Security Cameras Will Soon Track People with Unpaid City Debt in Dallas

 Dallas, Texas, is cracking down on people who don’t pay up. The city of Dallas will soon employ a collections team armed with security cameras who will roam the streets to catch people with outstanding city debt.

The kicker is a law firm will fund the new project and will reap profits for every person who pays the city what’s owed. The law office of Linebarger, Goggan, Blair and Sampson doubles as a collection agency. They are prepared to collect from violators and use the money collected to pay for the system. According to The Dallas Morning News, Linebarger, Goggan, Blair and Sampson have decided to use Houston-based, Municipal Intelligence Group as violation hunters using this license plate recognition software to help catch those who owe money to the city. More than 1,800 field agents will be armed with cameras scanning and photographing vehicles for violations. The software will process your vehicle if you owe money to the city and a sticker will be placed on your car as a warning for you to contact the law office for an outstanding debt – if you don’t pay within a certain amount of time, you could go to jail.

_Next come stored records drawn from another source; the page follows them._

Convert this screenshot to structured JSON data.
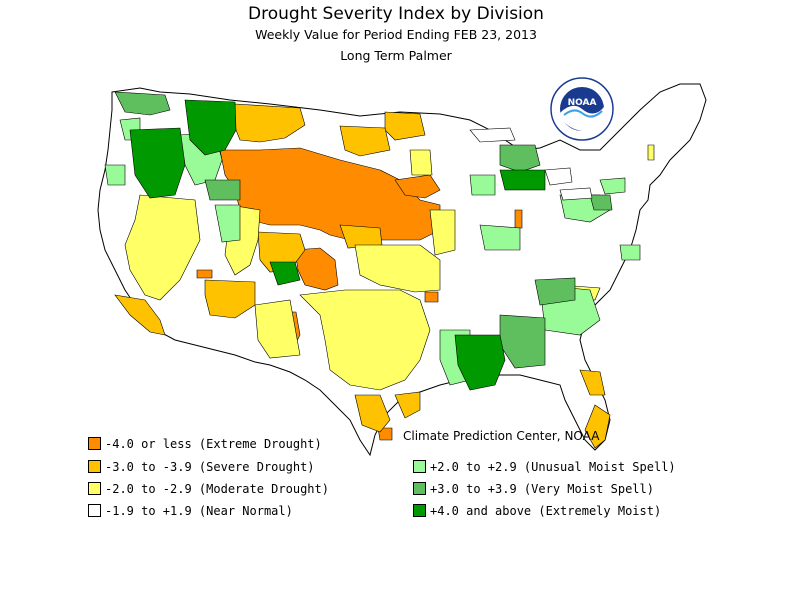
{
  "title": "Drought Severity Index by Division",
  "subtitle": "Weekly Value for Period Ending FEB 23, 2013",
  "index_name": "Long Term Palmer",
  "credit": "Climate Prediction Center, NOAA",
  "logo": {
    "text": "NOAA",
    "ring_text": "NATIONAL OCEANIC AND ATMOSPHERIC ADMINISTRATION · U.S. DEPARTMENT OF COMMERCE",
    "icon": "noaa-logo"
  },
  "colors": {
    "extreme_drought": "#FF8C00",
    "severe_drought": "#FFC200",
    "moderate_drought": "#FFFF66",
    "near_normal": "#FFFFFF",
    "unusual_moist": "#98FB98",
    "very_moist": "#5FBF5F",
    "extremely_moist": "#009900"
  },
  "legend": [
    {
      "label": "-4.0 or less (Extreme Drought)",
      "color": "#FF8C00"
    },
    {
      "label": "-3.0 to -3.9 (Severe Drought)",
      "color": "#FFC200"
    },
    {
      "label": "-2.0 to -2.9 (Moderate Drought)",
      "color": "#FFFF66"
    },
    {
      "label": "-1.9 to +1.9 (Near Normal)",
      "color": "#FFFFFF"
    },
    {
      "label": "+2.0 to +2.9 (Unusual Moist Spell)",
      "color": "#98FB98"
    },
    {
      "label": "+3.0 to +3.9 (Very Moist Spell)",
      "color": "#5FBF5F"
    },
    {
      "label": "+4.0 and above (Extremely Moist)",
      "color": "#009900"
    }
  ]
}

The North Texas Transportation Authority (NTTA) has already been using this technology with its TollTag system – adopting the famed “we’ll bill you later” phrase – on the toll ways; sending bills to customers months after they pass through toll ways. The major difference is no one is physically scanning your vehicle and entering the information into the city’s database. Now, the same system used by the NTTA will hit the streets. Also now there’s an added bonus with what appear to be renegade collection officials scouring the roads for people who owe the city money.

There has been protest from privacy agencies who claim the software violates personal private information. The new software is suppose to catch criminals, but often times people unknowingly have overdue parking tickets and traffic violations. This software does raise certain security and privacy questions because if all “violator” information gets entered into a database, then does that make them criminals? Or, does this software help keep the city secure from mountains of outstanding debt? The economy may be trekking through tough times, but the city will still employ any means necessary to get what’s owed. Also, what about out-of-state tourists – are they exempt?

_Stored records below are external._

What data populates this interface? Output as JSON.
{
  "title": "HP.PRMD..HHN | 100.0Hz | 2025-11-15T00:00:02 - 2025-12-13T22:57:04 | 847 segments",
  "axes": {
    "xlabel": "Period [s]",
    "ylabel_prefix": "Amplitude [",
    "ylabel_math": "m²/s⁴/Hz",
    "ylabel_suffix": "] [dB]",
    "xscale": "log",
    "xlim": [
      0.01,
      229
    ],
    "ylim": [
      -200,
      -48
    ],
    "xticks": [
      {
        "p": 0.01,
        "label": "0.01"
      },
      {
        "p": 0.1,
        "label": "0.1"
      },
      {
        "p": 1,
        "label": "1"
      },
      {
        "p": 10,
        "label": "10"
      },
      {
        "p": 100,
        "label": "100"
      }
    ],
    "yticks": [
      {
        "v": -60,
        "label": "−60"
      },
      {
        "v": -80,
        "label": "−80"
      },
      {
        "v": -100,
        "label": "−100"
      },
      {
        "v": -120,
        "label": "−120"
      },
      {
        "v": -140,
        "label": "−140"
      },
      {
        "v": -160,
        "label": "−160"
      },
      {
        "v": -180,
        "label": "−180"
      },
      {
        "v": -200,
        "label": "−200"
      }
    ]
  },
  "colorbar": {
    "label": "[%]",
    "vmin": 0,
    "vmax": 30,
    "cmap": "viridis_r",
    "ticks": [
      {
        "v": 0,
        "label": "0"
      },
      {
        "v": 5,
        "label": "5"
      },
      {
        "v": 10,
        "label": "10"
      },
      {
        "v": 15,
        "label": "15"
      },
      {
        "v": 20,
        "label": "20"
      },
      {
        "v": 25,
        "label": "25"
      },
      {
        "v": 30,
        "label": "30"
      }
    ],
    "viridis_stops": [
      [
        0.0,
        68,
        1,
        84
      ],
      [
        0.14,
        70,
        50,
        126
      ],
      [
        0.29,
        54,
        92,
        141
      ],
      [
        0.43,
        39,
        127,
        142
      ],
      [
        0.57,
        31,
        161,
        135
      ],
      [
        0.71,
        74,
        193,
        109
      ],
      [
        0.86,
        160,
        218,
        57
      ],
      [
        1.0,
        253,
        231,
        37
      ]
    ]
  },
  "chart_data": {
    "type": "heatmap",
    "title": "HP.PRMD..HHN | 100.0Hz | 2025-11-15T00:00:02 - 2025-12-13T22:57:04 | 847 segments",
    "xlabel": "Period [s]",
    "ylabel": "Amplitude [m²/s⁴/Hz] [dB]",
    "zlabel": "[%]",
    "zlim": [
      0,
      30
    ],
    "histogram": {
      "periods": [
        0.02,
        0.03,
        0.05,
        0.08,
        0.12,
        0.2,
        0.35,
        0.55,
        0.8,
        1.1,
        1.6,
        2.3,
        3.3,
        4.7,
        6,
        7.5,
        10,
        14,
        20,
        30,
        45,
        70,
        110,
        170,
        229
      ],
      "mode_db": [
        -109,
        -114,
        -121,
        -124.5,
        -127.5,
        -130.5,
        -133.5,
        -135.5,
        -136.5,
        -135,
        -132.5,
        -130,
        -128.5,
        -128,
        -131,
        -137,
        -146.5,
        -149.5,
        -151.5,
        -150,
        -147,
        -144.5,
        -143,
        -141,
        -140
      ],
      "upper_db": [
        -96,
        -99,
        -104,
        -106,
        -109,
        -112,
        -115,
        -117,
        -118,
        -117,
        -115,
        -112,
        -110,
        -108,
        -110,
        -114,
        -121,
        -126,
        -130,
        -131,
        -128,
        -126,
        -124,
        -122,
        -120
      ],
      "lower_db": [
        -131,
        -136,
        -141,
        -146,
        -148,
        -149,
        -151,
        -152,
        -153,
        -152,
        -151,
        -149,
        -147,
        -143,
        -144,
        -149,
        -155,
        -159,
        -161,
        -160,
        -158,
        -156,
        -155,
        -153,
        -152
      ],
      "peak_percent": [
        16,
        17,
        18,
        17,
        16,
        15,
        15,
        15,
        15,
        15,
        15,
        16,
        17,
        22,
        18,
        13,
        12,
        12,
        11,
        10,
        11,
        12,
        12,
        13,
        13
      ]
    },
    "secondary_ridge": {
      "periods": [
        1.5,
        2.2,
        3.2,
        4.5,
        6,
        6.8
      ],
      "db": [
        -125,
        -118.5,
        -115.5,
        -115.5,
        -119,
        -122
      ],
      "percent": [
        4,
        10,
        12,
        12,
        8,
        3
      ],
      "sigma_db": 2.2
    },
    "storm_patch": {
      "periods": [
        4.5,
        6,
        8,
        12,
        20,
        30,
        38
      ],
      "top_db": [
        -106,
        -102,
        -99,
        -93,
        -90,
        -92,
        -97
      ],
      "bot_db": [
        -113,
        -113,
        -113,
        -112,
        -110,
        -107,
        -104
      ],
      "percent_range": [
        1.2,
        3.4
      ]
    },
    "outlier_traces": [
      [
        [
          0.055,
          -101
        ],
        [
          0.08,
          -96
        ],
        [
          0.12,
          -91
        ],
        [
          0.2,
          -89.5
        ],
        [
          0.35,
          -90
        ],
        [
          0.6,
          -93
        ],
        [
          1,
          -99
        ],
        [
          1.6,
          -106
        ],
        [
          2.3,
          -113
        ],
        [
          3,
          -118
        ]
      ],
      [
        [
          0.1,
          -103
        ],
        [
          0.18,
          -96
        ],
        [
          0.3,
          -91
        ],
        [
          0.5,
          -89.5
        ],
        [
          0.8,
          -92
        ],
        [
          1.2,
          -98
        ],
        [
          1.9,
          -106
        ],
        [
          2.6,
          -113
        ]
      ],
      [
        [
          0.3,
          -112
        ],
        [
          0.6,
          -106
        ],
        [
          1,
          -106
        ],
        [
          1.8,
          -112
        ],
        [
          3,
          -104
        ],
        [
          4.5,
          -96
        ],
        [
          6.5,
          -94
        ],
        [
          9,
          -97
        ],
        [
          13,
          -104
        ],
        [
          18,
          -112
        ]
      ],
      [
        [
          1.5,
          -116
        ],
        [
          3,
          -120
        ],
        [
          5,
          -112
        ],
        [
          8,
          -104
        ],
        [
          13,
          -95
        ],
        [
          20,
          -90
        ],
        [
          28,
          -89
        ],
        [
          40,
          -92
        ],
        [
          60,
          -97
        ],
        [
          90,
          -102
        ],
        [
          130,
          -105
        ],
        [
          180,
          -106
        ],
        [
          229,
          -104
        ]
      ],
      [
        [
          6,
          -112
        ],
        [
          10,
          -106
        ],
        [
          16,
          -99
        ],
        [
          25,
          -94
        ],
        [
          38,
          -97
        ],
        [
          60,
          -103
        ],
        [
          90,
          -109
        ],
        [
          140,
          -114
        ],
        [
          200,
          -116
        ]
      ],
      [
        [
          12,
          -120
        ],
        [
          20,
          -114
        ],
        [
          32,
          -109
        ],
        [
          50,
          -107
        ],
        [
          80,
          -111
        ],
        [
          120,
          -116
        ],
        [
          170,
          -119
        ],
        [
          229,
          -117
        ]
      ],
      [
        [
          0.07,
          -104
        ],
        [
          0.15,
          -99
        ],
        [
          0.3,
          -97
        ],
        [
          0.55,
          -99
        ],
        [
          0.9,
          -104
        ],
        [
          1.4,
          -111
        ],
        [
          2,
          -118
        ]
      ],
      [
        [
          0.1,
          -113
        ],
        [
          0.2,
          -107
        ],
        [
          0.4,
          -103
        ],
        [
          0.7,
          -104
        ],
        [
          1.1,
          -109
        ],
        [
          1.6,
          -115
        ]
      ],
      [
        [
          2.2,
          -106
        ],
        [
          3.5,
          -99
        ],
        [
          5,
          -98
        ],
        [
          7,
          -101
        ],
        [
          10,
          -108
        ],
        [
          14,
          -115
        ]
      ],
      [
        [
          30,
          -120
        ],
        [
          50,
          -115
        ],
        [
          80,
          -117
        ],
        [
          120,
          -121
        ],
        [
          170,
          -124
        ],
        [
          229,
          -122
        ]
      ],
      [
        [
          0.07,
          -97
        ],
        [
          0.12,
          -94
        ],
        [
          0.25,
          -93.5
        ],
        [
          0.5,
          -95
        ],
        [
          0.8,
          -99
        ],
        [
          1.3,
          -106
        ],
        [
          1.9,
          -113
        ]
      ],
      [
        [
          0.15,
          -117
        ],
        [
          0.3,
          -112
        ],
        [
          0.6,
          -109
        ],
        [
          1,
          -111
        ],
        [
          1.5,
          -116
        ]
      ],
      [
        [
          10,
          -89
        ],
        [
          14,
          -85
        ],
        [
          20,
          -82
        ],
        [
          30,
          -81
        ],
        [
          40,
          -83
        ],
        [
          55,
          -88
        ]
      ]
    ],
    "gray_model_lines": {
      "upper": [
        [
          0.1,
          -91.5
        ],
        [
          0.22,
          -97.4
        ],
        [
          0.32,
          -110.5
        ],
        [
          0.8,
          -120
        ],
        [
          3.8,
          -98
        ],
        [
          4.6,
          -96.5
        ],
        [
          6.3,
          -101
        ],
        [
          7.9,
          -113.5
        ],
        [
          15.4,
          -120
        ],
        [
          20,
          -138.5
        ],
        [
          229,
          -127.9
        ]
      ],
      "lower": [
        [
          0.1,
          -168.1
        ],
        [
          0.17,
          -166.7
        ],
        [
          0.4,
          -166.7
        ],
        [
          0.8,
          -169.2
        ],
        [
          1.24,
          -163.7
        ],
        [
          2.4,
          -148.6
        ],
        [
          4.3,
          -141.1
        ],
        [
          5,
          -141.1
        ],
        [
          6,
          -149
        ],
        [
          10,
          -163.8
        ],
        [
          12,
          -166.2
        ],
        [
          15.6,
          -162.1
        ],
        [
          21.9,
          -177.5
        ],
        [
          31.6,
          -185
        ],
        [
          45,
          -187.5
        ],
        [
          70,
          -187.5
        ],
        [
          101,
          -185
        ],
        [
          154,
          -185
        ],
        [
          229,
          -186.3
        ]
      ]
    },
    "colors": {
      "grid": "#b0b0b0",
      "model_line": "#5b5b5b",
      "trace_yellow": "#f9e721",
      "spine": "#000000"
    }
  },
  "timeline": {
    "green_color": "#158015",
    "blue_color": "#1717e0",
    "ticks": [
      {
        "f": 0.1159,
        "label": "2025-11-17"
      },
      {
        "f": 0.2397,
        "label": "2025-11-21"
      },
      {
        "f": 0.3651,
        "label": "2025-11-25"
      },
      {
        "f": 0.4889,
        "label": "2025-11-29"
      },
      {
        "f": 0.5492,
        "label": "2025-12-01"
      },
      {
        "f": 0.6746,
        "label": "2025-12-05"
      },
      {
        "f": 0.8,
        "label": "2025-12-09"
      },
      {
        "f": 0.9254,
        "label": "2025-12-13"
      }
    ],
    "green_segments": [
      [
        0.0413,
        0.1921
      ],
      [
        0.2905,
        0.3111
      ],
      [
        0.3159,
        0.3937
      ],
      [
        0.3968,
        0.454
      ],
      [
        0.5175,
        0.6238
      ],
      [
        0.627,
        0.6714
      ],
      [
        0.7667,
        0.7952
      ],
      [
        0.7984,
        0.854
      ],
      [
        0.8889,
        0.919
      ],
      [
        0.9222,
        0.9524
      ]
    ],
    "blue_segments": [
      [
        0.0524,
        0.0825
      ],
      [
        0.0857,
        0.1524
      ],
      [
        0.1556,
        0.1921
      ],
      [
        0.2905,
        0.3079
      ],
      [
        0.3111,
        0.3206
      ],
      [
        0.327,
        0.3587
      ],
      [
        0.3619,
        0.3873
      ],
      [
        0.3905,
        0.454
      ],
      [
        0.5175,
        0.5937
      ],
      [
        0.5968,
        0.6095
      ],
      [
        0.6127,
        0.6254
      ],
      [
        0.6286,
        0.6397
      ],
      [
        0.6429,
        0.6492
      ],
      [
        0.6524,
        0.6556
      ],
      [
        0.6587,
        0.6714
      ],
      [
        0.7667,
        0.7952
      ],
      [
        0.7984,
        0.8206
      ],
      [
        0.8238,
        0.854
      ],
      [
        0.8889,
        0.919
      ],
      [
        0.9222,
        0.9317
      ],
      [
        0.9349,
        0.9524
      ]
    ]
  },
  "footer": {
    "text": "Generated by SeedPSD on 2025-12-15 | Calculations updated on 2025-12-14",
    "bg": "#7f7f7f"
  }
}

Apparently, this technology is being used in other parts of the United States. According the Municipal Intelligence Group, this security effort is being used in 27 metropolitan areas throughout the nation. There’s no word on when this system will be implemented in Dallas, but Dallas travelers and residents may want to think twice before crossing a red light…the city’s new identification system just might track you down when you least expect it.